Although varying in conclusion, each of these firms’ predictions share similar characteristics. Firstly, they all recognize that open data represents a hugely untapped and incredibly valuable resource. Secondly, and more importantly, the predictions are based on the underlying assumption that once open data is made publicly available, it simply also becomes accessible.

Available ≠ Accessible

Varying formats, structures, access requirements, release schedules, and a general lack of standards in even the most basic cases (“VARIETY”) makes available external data wholly inaccessible. In order to unlock the value of external data, it is necessary to adopt a solution that can standardize and normalize any source of external data and present it in a way that matches an organizations’ own internal standards.

So, how do we deal with the issue? At ThinkData, we believe that to manage external data and all of its variety, organizations will have to adopt a new data processing framework . This framework will need to manage several functions, among them:

FIND — A systematic approach to finding the right sources of external data, possibly thousands.

ORGANIZE — Record, maintain, and update the data. Verify and track metadata.

NORMALIZE — Standardize raw data feeds and generate common formatting.

TRANSFORM — Define ideal output. Transform the data to internal specifications before transported into the organization.

SHARE — Manage access enterprise-wide to unlock data value to the fullest extent.

This system is not intended to displace traditional data infrastructure, but to integrate with it and keep it efficient. A solution such as this moves data processing tasks outside of an organization’s core internal infrastructure, eliminating the need to waste storage, slow down performance, or spend resources on processing tasks that can take place outside of an organizations’ environment. It will also help businesses avoid the inevitable scenario of bombarding their data lake with external data that is not yet ready to be leveraged, creating big messes that are not easily cleaned up — think oil spill.

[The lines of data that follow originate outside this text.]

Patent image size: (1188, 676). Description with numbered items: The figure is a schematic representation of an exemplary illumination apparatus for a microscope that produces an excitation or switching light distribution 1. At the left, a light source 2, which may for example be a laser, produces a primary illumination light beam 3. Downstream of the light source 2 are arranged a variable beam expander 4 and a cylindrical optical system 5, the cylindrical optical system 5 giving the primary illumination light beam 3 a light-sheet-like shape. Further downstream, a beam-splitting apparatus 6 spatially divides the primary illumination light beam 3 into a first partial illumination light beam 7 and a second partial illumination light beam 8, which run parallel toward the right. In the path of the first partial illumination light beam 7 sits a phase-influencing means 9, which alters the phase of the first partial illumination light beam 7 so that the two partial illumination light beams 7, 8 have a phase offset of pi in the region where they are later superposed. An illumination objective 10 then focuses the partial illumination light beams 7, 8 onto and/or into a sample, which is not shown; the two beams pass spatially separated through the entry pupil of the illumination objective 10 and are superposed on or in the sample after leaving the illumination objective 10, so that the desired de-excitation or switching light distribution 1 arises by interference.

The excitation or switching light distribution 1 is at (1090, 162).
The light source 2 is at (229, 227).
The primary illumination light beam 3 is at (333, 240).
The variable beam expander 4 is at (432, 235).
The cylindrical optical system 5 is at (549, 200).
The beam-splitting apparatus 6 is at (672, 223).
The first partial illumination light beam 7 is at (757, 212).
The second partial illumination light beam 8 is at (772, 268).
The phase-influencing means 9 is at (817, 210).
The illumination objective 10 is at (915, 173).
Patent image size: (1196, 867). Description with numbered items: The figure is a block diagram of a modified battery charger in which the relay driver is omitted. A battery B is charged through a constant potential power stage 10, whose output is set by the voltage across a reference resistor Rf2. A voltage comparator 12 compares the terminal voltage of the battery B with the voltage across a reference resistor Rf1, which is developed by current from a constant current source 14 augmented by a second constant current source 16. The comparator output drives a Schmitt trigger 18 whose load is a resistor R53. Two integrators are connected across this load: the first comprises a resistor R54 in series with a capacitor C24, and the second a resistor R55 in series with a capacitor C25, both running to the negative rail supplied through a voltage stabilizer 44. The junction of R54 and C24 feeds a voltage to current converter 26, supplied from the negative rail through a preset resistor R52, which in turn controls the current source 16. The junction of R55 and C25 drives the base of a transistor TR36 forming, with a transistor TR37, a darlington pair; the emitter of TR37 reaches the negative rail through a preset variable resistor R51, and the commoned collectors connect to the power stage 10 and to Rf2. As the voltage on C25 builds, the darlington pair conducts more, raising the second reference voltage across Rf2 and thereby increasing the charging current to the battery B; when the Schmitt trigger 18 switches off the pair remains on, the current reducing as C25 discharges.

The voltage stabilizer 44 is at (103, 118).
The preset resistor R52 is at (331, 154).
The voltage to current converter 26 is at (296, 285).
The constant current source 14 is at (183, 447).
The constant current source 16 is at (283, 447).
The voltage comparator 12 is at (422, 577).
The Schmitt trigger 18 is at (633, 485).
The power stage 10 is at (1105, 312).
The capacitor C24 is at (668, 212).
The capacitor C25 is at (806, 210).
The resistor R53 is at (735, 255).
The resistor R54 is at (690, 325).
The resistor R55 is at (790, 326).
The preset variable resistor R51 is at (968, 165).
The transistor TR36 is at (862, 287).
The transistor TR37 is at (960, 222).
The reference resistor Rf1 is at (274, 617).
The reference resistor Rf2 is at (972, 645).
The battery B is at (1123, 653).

Variety is inevitable when dealing with external data. But rather than tacking the problem onto existing Big Data infrastructure, take advantage of new technologies that will allow you to standardize data outside your existing infrastructure. This keeps your internal environment clean and organized, eliminating a lot of stress on data systems, scientists, and engineers. Through a solution like the one outlined above, any external data can be identified, transformed, and constantly monitored, made ready for access whenever your organization needs it. This is how the complex issue of variety in external data is boiled down to a manageable process.

2017 is definitely the year of solving the data variety issue and finally unlocking the true value external data poses for your organization.